She allowed a decent pause.

‘It's also pretty dark in here. Would you mind if I opened the drapes?'

Felicia didn't answer.

‘I know I'd feel better,' Grace said. ‘I often find first meetings quite hard, so it might help me if the room were a little brighter.'

‘So open them,' the teenager said.

‘Thank you.' Grace stood up, crossed over to the window, found a cord, opened the drapes and turned around.

This room had not, of course, been Felicia's home, but it was not an impersonal guest room, seemed like a place in which she might have spent time in the past. There were no posters, the only ‘teen' thing a framed, signed photograph of three of the Harry Potter movie kids. A swift scan of the bookshelves revealed ‘Extraordinary Hispanic Americans', a Bible and a Laura Ingalls Wilder novel, and Grace wondered if Felicia removed her dark glasses to read, if perhaps she waited until she knew no one would walk in on her, or if she locked doors.

Or maybe she never took them off at all in case she passed a mirror and caught sight of her own reflection.

‘I'm sorry,' Felicia said. ‘I know I'm not easy.'

‘You have nothing to be sorry for,' Grace told her. ‘You've been through an unimaginable ordeal, and you've suffered the worst kind of loss, and I wish I knew some easy way to help you quickly, but I don't.
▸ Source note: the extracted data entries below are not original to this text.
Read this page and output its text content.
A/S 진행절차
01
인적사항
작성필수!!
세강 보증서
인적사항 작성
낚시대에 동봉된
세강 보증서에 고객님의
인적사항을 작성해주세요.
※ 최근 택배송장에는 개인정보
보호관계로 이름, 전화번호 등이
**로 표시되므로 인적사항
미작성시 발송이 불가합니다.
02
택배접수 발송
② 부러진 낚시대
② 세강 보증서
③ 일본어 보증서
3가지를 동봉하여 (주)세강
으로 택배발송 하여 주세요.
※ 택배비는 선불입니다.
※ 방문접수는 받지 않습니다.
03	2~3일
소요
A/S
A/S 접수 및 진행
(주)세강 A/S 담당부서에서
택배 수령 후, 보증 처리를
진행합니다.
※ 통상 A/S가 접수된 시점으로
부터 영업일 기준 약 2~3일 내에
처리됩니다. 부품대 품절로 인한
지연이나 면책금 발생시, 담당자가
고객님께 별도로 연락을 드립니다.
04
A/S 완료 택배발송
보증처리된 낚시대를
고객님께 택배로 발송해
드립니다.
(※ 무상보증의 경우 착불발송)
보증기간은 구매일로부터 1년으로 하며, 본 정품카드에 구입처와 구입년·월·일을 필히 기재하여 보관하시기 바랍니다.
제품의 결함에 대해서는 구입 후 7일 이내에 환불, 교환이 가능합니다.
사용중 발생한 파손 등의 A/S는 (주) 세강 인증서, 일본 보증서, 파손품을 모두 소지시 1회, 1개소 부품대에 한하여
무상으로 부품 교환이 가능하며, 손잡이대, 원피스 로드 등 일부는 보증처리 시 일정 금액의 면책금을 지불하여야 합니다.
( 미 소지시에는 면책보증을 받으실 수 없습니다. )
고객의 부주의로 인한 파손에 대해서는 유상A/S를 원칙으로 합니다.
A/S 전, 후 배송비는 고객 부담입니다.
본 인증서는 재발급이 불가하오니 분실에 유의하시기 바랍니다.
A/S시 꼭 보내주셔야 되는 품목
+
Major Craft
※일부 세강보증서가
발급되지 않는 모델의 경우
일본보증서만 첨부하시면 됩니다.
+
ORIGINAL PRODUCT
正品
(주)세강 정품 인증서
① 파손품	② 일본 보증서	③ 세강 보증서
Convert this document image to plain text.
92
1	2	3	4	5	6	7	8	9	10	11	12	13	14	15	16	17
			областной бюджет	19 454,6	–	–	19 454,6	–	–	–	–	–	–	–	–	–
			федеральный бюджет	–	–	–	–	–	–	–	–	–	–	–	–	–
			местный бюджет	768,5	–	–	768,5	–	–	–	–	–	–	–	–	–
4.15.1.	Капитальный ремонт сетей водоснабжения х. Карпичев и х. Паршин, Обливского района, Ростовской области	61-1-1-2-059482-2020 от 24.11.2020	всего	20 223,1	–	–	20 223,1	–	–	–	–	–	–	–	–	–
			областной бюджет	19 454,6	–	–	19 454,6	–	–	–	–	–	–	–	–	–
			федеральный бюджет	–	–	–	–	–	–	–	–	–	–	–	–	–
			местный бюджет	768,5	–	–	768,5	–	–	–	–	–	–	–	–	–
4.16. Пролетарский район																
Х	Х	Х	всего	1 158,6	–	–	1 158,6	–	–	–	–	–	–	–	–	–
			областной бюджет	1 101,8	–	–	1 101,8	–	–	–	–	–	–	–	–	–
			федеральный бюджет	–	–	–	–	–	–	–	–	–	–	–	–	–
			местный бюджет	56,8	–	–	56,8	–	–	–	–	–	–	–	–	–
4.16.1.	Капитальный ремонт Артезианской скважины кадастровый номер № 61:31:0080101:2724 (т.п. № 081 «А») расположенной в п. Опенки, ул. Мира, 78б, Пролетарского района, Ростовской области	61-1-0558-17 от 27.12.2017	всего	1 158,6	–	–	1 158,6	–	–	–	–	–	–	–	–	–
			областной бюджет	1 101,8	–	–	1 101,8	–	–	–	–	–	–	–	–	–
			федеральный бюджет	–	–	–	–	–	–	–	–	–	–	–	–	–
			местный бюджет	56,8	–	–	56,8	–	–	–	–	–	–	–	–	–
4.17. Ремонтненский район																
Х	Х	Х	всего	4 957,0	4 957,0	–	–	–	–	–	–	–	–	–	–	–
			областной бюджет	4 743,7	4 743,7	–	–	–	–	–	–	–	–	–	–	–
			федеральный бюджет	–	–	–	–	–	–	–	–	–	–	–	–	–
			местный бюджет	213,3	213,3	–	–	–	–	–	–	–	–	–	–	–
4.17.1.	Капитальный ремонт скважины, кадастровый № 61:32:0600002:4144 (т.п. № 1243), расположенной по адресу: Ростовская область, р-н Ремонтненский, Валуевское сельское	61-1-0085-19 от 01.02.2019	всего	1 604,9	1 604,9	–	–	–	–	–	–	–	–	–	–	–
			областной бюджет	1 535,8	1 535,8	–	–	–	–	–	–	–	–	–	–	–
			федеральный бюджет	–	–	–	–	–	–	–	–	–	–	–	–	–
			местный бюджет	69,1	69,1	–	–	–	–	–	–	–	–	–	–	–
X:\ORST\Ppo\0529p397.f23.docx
So I'm just going to see if maybe, over time, we can help each other find a way.'

Felicia Delgado's mouth lifted a little at the corners. Not exactly a smile, but something like it.

‘What?' Grace asked gently.

‘Nothing.'

‘I thought perhaps I saw a trace of a smile.'

‘And you could see that even with my glasses on,' Felicia said.

Being a smart mouth seemed to Grace a welcome sign of normality.

‘Yes, I could,' she said. ‘But why did you smile?'

‘Because you talk like a real person,' Felicia said.

‘I'm relieved to hear that,' Grace said.

There was a knock on the door, and Carlos Delgado looked in. ‘How are we doing?'

Grace knew instantly and with regret that the brief connection was lost.

‘I think we've been doing fine,' she said, staying focused on his daughter. ‘Though I think you've probably had enough for one day, haven't you, Felicia?'

‘I guess,' she said.

Grace stood up. ‘Would you mind if I come back again soon?'

‘If you want,' Felicia said.

‘I'd like to,' Grace said. ‘Very much.'

‘Just so long as you don't think we're going to be friends,' Felicia said.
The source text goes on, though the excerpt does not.